Matt Guerino said...

So, first question: When is Kari-Ann going to go Rapunzel on us?

And don't think I didn't catch the Peet's reference, which is a blatant attempt to pander to my weaknesses. And it'll no doubt work... :)

But anyway, you make some interesting observations. I actually find the earlier part of chapter 11 to be a pretty straightforward passage (with a couple minor exceptions in one or two curious phrases Paul uses). I even preached that passage to 2,000 people once at Good Shepherd - that was fun! And I tend to read the latter part of the chapter in the same straightforward way. You're right though that the flow of Paul's thought throughout the book, as well as some background on the situations he was addressing, makes all the difference.

Good stuff!

Tim KC6QLV said...

Hi Matt:

Just came back from a Creekside Men's retreat from Mt. Hermon over the weekend. I will e-mail you my thoughts on this matter if you don't mind. Thanks Tim

Jerry Casper said...


I think we'll both be waiting a long time for Kari-Ann to go Rapunzel on us.

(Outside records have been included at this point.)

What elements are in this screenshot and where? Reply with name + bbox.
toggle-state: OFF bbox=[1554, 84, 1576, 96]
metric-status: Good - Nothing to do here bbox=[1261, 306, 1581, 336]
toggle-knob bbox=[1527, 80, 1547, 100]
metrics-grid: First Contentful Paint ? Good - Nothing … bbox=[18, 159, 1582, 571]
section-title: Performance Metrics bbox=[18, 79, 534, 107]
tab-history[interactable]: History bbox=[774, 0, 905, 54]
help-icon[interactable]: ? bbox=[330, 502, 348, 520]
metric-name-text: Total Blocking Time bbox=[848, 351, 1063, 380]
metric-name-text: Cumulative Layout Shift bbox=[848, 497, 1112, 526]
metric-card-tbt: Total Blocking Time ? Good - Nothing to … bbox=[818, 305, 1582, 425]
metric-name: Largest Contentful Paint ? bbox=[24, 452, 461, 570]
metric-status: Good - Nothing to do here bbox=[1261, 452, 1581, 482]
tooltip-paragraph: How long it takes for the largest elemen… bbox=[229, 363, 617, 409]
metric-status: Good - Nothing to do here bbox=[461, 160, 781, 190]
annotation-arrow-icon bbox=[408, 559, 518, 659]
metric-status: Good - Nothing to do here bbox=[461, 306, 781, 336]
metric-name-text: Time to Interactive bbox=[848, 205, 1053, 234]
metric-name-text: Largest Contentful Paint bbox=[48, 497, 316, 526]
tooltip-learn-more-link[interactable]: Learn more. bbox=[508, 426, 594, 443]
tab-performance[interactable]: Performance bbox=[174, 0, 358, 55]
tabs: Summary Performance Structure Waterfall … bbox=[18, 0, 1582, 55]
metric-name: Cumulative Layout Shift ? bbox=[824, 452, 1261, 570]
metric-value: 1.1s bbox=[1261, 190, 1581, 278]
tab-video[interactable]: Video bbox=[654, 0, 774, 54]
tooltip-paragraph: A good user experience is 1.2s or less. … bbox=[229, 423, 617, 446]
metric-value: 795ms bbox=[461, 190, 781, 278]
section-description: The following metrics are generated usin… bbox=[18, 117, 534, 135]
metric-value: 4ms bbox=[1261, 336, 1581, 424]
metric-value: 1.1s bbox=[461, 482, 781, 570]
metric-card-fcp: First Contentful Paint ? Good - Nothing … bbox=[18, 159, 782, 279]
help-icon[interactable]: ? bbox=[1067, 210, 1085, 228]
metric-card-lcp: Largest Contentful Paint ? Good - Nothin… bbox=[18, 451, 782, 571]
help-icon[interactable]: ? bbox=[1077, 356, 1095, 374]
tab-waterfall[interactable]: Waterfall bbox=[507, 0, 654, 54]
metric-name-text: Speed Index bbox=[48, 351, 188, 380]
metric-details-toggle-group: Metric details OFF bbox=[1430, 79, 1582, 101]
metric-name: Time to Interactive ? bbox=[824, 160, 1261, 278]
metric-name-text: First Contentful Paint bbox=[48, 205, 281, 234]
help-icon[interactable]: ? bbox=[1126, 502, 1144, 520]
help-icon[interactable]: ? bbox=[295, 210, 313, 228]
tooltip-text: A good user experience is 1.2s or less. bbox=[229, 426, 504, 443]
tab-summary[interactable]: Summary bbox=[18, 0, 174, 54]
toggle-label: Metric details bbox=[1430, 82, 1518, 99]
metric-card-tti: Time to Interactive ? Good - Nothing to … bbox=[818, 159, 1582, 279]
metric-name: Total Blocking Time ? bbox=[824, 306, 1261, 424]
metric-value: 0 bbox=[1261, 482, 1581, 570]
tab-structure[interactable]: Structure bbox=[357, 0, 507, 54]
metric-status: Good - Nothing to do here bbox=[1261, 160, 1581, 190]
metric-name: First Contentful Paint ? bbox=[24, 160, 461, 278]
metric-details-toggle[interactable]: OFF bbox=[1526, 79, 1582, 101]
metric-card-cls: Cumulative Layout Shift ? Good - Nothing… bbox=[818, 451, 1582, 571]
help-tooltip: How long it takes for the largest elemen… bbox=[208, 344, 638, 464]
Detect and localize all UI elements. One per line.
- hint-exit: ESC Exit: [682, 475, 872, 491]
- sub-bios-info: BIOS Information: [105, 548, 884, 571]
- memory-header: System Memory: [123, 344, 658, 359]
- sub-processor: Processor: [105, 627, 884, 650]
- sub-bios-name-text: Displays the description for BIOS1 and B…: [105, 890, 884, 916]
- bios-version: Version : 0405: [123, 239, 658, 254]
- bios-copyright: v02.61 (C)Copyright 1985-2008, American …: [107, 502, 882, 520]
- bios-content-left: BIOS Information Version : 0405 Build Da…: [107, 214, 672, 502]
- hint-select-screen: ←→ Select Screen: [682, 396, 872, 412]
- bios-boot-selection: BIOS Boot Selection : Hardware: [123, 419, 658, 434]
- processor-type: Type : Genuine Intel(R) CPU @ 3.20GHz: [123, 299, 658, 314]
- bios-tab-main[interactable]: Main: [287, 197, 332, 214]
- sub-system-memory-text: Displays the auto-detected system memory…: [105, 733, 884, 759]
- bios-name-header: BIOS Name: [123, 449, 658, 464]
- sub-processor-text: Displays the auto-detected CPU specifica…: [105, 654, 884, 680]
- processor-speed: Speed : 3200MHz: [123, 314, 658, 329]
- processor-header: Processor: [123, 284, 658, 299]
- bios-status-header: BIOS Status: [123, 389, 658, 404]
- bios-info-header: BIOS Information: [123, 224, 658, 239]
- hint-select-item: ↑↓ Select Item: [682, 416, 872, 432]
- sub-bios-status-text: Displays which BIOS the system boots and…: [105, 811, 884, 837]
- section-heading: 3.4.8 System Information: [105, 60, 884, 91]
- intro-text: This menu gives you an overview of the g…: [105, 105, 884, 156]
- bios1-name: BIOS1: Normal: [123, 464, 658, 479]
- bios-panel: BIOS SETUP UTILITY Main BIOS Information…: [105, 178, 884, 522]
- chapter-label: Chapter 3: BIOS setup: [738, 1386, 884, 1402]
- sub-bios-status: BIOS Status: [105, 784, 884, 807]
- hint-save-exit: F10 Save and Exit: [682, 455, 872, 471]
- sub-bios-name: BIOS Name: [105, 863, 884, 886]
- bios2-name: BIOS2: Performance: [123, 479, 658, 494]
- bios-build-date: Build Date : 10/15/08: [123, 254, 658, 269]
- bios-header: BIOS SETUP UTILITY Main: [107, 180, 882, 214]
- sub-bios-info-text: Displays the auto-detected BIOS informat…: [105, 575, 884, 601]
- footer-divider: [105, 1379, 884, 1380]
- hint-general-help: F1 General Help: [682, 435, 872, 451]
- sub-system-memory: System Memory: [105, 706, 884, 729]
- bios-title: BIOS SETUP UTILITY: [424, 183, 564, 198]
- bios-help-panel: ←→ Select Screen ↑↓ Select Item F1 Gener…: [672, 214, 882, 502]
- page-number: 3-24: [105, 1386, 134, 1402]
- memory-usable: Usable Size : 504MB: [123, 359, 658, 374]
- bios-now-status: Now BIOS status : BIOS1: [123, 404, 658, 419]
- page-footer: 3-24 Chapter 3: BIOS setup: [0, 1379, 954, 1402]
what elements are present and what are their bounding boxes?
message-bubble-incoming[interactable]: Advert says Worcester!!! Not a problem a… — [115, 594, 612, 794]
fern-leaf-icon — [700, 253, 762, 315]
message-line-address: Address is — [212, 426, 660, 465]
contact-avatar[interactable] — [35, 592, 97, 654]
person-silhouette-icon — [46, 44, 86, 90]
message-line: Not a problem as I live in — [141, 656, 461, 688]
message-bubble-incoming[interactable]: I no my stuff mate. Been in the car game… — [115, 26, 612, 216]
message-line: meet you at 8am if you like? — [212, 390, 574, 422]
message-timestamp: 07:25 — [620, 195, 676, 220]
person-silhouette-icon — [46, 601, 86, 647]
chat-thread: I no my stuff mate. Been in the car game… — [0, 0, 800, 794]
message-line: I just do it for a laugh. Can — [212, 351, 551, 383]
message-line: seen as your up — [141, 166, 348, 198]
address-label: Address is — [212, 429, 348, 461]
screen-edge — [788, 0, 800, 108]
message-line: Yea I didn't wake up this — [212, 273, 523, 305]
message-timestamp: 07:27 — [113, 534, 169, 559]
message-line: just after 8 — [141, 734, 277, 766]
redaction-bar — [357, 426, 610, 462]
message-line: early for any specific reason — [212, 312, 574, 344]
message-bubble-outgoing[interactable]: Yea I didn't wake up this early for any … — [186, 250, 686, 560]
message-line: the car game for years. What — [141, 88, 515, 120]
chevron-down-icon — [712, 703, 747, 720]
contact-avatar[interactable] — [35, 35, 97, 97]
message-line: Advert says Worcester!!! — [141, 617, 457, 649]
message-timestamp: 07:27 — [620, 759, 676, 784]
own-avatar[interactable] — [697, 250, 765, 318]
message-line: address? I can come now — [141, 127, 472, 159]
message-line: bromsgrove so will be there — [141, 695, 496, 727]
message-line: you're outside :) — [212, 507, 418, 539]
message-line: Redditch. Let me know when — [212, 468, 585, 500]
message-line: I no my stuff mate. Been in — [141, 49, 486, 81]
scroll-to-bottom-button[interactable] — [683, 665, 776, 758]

I wouldn't expect Paul to comment on how challenging it is for a mother of two young ones to care for long hair, but I'm sure I've heard the sermon several times from other sources. :-D

As for the rest of chapter 11, when I talked with my brother over the weekend, he has the same opinion about the Paul's statements at the beginning of the chapter. Then again, he didn't preach about it in front of 2000 people. Gutsy move. I would love to have seen the looks on the faces in the pews.

Anytime you want to meet at Peet's, let me know. There's nothing like a little caffeine to stir the mental processes.